The authors studied the soils at the Khanovey educational and scientific training ground and beyond. Morphological features of soil profiles were considered, as well as their physical and physico-chemical properties humidity, acidity, content of easily soluble salts.

The structure of the soil cover is dominated by soils whose genetic profile is mainly formed by various cryogenic processes cryometamorphization (cryometamorphic soils), cryogenesis (cryogenic soils cryosystems). It also includes combinations of peat-gley soils (peat-gleezems) with a relatively low capacity of the peat horizon and peat oligotrophic soils on dry peat bogs, the peat capacity in which reaches several meters. Sometimes micro-heterogeneities of cryogenic relief (combinations of hummocks with depressions around them, tundra soils-spots with moss-lichen rollers, etc.) create a very contrasting soil cover on a small area. Sometimes the differences created by the microrelief are sufficient to have a classification value. So, for example, one section, revealing the profiles of soils under a hillock and a depression, at a distance of less than 1 m from each other, cryometamorphic permafrost-gleevate and humus-cryometamorphic surface- and permafrost-gleevate soils are replaced.

The soils considered have three main types of profile moisture distribution: close to monotonous, tortuous and medium-accumulative. Soil moisture varies from 2 to almost 900%. As a rule, surface organogenic horizons are characterized by increased humidity. Especially hygroscopic peat and peat. The hydrogen index of soil acidity (pH) varies in the profiles considered by us from 4.5 to 7.5 units, which corresponds to gradations from acidic to close to neutral reactions of the medium. The pH distribution in soil profiles is most often characterized by a minimum value (the most acidic reaction of the medium) in the surface organogenic horizon (pH = 4.55.5), and when switching to the mineral part of the profile, the pH increases to 6.57.5. The soils under consideration contain from almost 0 to 300 mg/l of easily soluble salts. The surface horizons are also characterized by an increased salt content, and with the depth of the concentration of LRS, they almost inevitably decrease. This distribution indicates the aerogenic introduction of salts into soils (with atmospheric precipitation), as well as the ability of salts to accumulate in the surface horizons of soils without penetrating deep into the profiles.

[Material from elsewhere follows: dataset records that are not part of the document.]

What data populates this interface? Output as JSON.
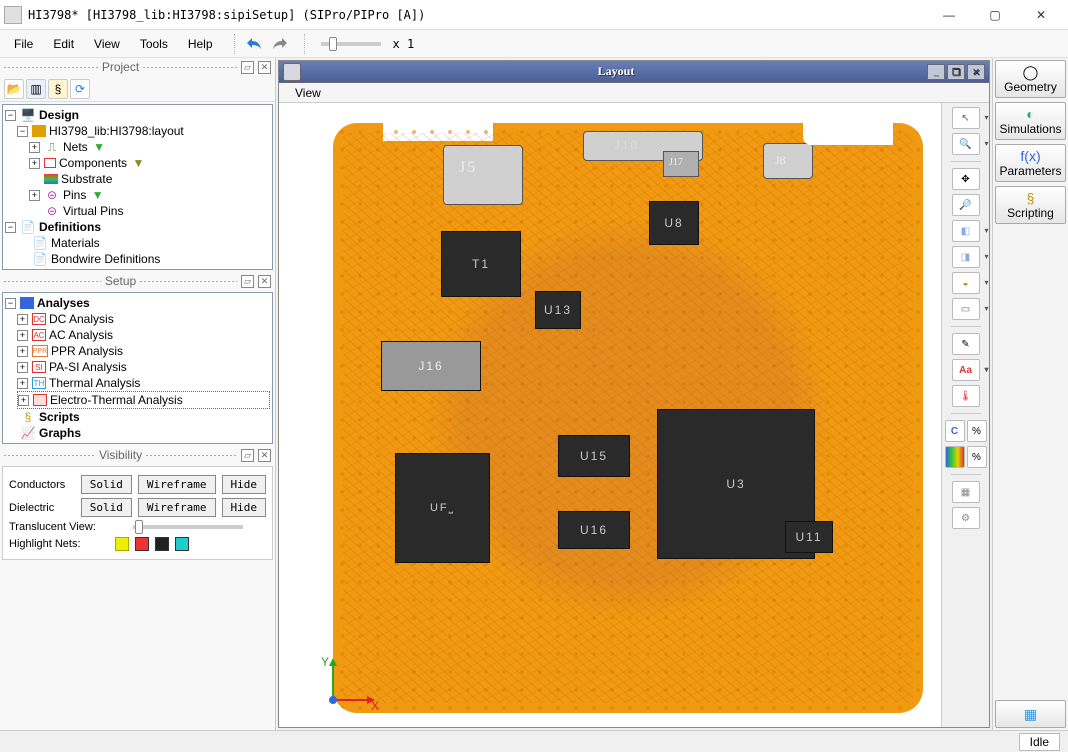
{
  "title": "HI3798* [HI3798_lib:HI3798:sipiSetup] (SIPro/PIPro [A])",
  "menu": {
    "file": "File",
    "edit": "Edit",
    "view": "View",
    "tools": "Tools",
    "help": "Help",
    "zoom_label": "x 1"
  },
  "project_panel": {
    "title": "Project",
    "tree": {
      "design": "Design",
      "layout": "HI3798_lib:HI3798:layout",
      "nets": "Nets",
      "components": "Components",
      "substrate": "Substrate",
      "pins": "Pins",
      "vpins": "Virtual Pins",
      "definitions": "Definitions",
      "materials": "Materials",
      "bondwire": "Bondwire Definitions"
    }
  },
  "setup_panel": {
    "title": "Setup",
    "analyses": "Analyses",
    "items": {
      "dc": "DC Analysis",
      "ac": "AC Analysis",
      "ppr": "PPR Analysis",
      "pasi": "PA-SI Analysis",
      "thermal": "Thermal Analysis",
      "eth": "Electro-Thermal Analysis"
    },
    "scripts": "Scripts",
    "graphs": "Graphs"
  },
  "visibility": {
    "title": "Visibility",
    "conductors": "Conductors",
    "dielectric": "Dielectric",
    "solid": "Solid",
    "wireframe": "Wireframe",
    "hide": "Hide",
    "translucent": "Translucent View:",
    "highlight": "Highlight Nets:"
  },
  "layout_win": {
    "title": "Layout",
    "view": "View"
  },
  "pcb_labels": {
    "J5": "J5",
    "J10": "J10",
    "J17": "J17",
    "J8": "J8",
    "T1": "T1",
    "U8": "U8",
    "U13": "U13",
    "J16": "J16",
    "U15": "U15",
    "U3": "U3",
    "U16": "U16",
    "U11": "U11"
  },
  "side_tabs": {
    "geometry": "Geometry",
    "simulations": "Simulations",
    "parameters": "Parameters",
    "scripting": "Scripting"
  },
  "status": {
    "idle": "Idle"
  }
}
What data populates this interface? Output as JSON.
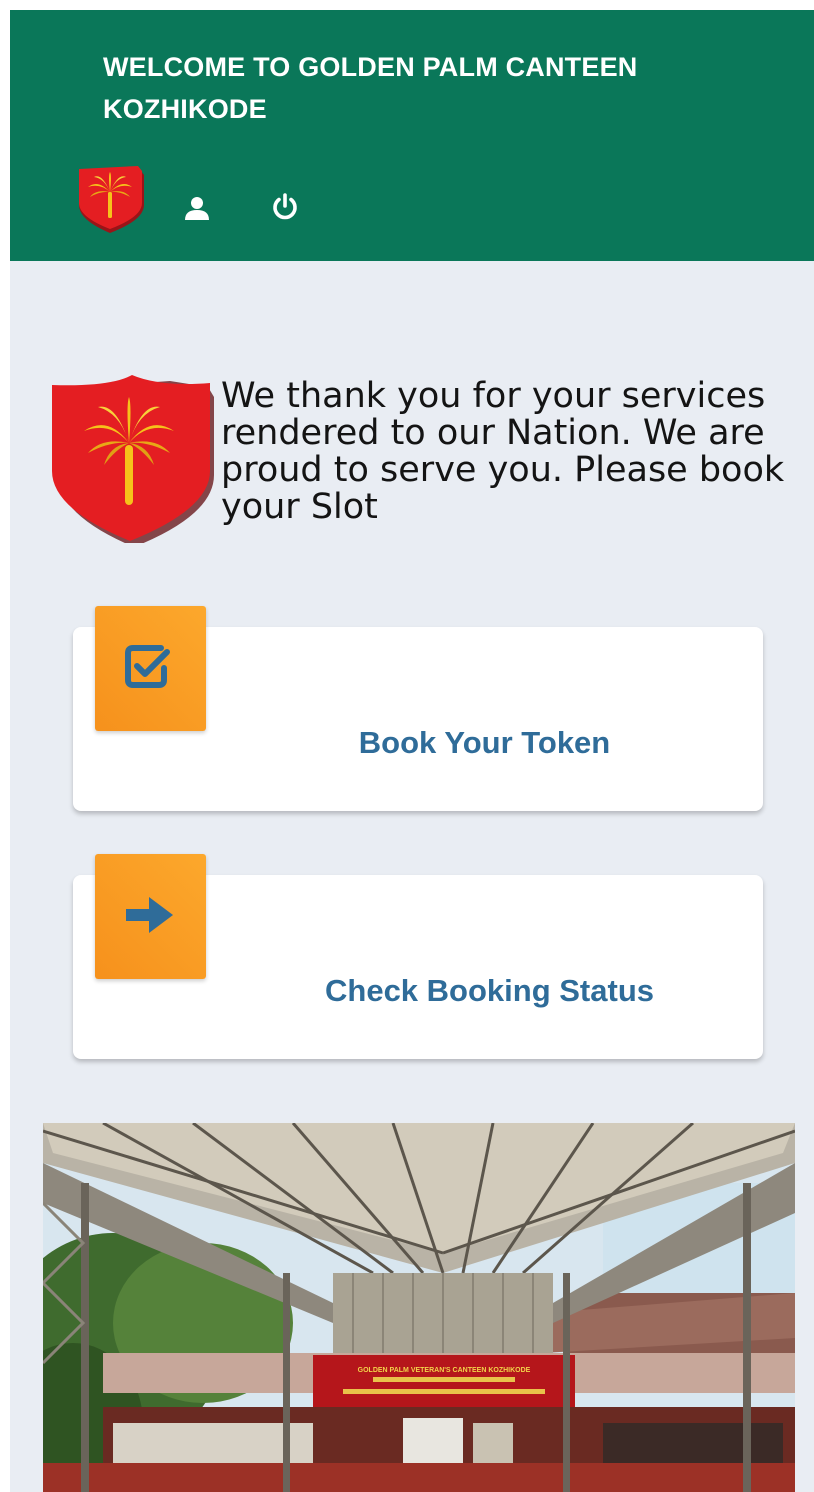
{
  "header": {
    "title": "WELCOME TO GOLDEN PALM CANTEEN KOZHIKODE",
    "icons": [
      "golden-palm-logo",
      "user-icon",
      "power-icon"
    ]
  },
  "welcome": {
    "message": "We thank you for your services rendered to our Nation. We are proud to serve you. Please book your Slot"
  },
  "actions": [
    {
      "label": "Book Your Token",
      "icon": "check-square-icon"
    },
    {
      "label": "Check Booking Status",
      "icon": "arrow-right-icon"
    }
  ],
  "photo": {
    "sign_text": "GOLDEN PALM VETERAN'S CANTEEN KOZHIKODE"
  },
  "colors": {
    "header_bg": "#0a7759",
    "page_bg": "#e9edf3",
    "card_bg": "#ffffff",
    "badge_orange": "#f8991f",
    "action_text": "#2f6c99",
    "logo_red": "#e41e22",
    "palm_gold": "#f6c21a"
  }
}
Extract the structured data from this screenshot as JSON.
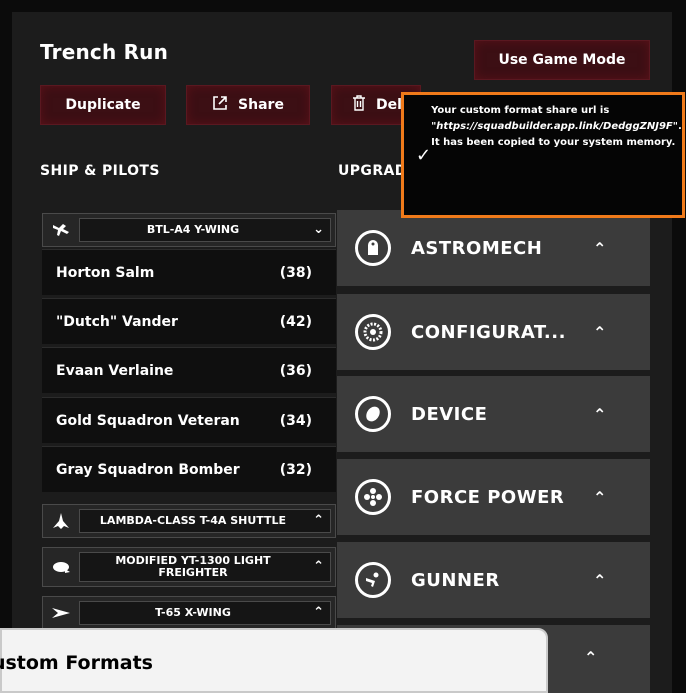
{
  "list": {
    "title": "Trench Run"
  },
  "buttons": {
    "game_mode": "Use Game Mode",
    "duplicate": "Duplicate",
    "share": "Share",
    "delete": "Delete"
  },
  "sections": {
    "ships": "SHIP & PILOTS",
    "upgrades": "UPGRADE TYPES"
  },
  "ships": [
    {
      "name": "BTL-A4 Y-WING",
      "expanded": true
    },
    {
      "name": "LAMBDA-CLASS T-4A SHUTTLE",
      "expanded": false
    },
    {
      "name": "MODIFIED YT-1300 LIGHT FREIGHTER",
      "expanded": false
    },
    {
      "name": "T-65 X-WING",
      "expanded": false
    }
  ],
  "pilots": [
    {
      "name": "Horton Salm",
      "cost": "(38)"
    },
    {
      "name": "\"Dutch\" Vander",
      "cost": "(42)"
    },
    {
      "name": "Evaan Verlaine",
      "cost": "(36)"
    },
    {
      "name": "Gold Squadron Veteran",
      "cost": "(34)"
    },
    {
      "name": "Gray Squadron Bomber",
      "cost": "(32)"
    }
  ],
  "upgrades": [
    {
      "label": "ASTROMECH",
      "icon": "astromech-icon"
    },
    {
      "label": "CONFIGURAT...",
      "icon": "configuration-icon"
    },
    {
      "label": "DEVICE",
      "icon": "device-icon"
    },
    {
      "label": "FORCE POWER",
      "icon": "force-power-icon"
    },
    {
      "label": "GUNNER",
      "icon": "gunner-icon"
    }
  ],
  "toast": {
    "prefix": "Your custom format share url is",
    "url": "\"https://squadbuilder.app.link/DedggZNJ9F\"",
    "suffix": ". It has been copied to your system memory.",
    "accent": "#f07a1a"
  },
  "custom_formats": {
    "label": "Custom Formats"
  },
  "colors": {
    "button_bg": "#3c0f14",
    "panel_bg": "#1c1c1c",
    "upgrade_bg": "#3b3b3b"
  }
}
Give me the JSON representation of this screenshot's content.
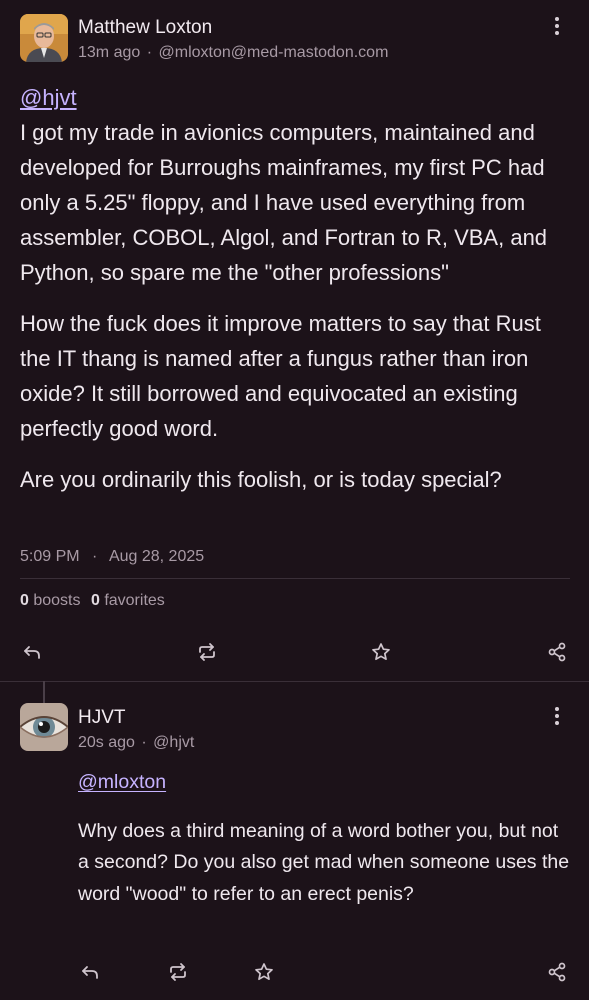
{
  "post": {
    "author_name": "Matthew Loxton",
    "time_ago": "13m ago",
    "separator": "·",
    "handle": "@mloxton@med-mastodon.com",
    "mention": "@hjvt",
    "paragraph1": "I got my trade in avionics computers, maintained and developed for Burroughs mainframes, my first PC had only a 5.25\" floppy, and I have used everything from assembler, COBOL, Algol, and Fortran to R, VBA, and Python, so spare me the \"other professions\"",
    "paragraph2": "How the fuck does it improve matters to say that Rust the IT thang is named after a fungus rather than iron oxide? It still borrowed and equivocated an existing perfectly good word.",
    "paragraph3": "Are you ordinarily this foolish, or is today special?",
    "timestamp_time": "5:09 PM",
    "timestamp_dot": "·",
    "timestamp_date": "Aug 28, 2025",
    "boosts_count": "0",
    "boosts_label": "boosts",
    "favorites_count": "0",
    "favorites_label": "favorites"
  },
  "reply": {
    "author_name": "HJVT",
    "time_ago": "20s ago",
    "separator": "·",
    "handle": "@hjvt",
    "mention": "@mloxton",
    "paragraph1": "Why does a third meaning of a word bother you, but not a second? Do you also get mad when someone uses the word \"wood\" to refer to an erect penis?"
  },
  "icons": {
    "reply": "reply-icon",
    "boost": "boost-icon",
    "favorite": "star-icon",
    "share": "share-icon",
    "more": "more-vertical-icon"
  },
  "colors": {
    "background": "#1c1219",
    "link": "#c6b3ff",
    "muted_text": "#a89aa5"
  }
}
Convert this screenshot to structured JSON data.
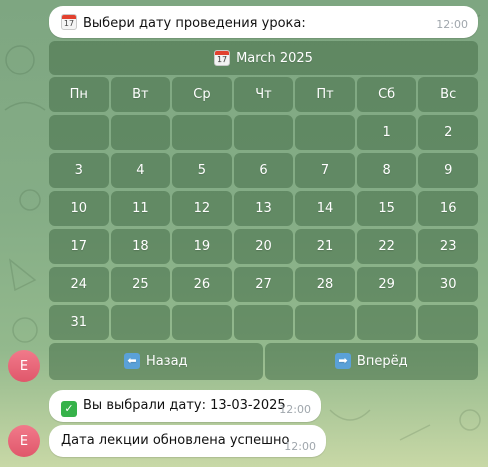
{
  "prompt_message": {
    "text": "Выбери дату проведения урока:",
    "time": "12:00",
    "icon": "calendar-icon",
    "icon_day": "17"
  },
  "calendar": {
    "header_title": "March 2025",
    "header_icon": "calendar-icon",
    "weekdays": [
      "Пн",
      "Вт",
      "Ср",
      "Чт",
      "Пт",
      "Сб",
      "Вс"
    ],
    "weeks": [
      [
        "",
        "",
        "",
        "",
        "",
        "1",
        "2"
      ],
      [
        "3",
        "4",
        "5",
        "6",
        "7",
        "8",
        "9"
      ],
      [
        "10",
        "11",
        "12",
        "13",
        "14",
        "15",
        "16"
      ],
      [
        "17",
        "18",
        "19",
        "20",
        "21",
        "22",
        "23"
      ],
      [
        "24",
        "25",
        "26",
        "27",
        "28",
        "29",
        "30"
      ],
      [
        "31",
        "",
        "",
        "",
        "",
        "",
        ""
      ]
    ],
    "back_label": "Назад",
    "back_icon": "left-arrow-icon",
    "forward_label": "Вперёд",
    "forward_icon": "right-arrow-icon"
  },
  "selection_message": {
    "text": "Вы выбрали дату: 13-03-2025",
    "time": "12:00",
    "icon": "check-mark-icon"
  },
  "update_message": {
    "text": "Дата лекции обновлена успешно",
    "time": "12:00"
  },
  "avatar": {
    "letter": "E",
    "color": "#e8667a"
  }
}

The results of this study obtained by the authors are among the few data on the soils of the south-east of the Bolshezemelskaya tundra in the Vorkuta region and their properties. In many respects, they are confirmed by the previously obtained information about the catenary structure of the soil cover and the properties of soils of a similar natural environment in the area of the village of Yeletsky (located about 100 km east of UNP Hanovei), partly by the results of small soilgeochemical studies at the landfill itself. The studied soil diversity clarifies the researchers' understanding of the structure of the soil cover of the territory. Nevertheless, in many respects the presented results are preliminary. Thus, the final versions of the classification names of soils remain in question, which in some cases proved difficult to give unambiguously. Also, for further research of soil properties, it is necessary to expand the range of chemical analytical work, the results of some of which, among other things, will be able to clarify the results of classification and diagnostics of soils.

ThanksThe authors express their gratitude to Professor M.I. Gerasimova for her help in classifying soils.

The authors are also grateful to S.N. S. V.S. Isaev and Head of the laboratory D.O. Sergeev for their assistance in organizing field work and transporting samples.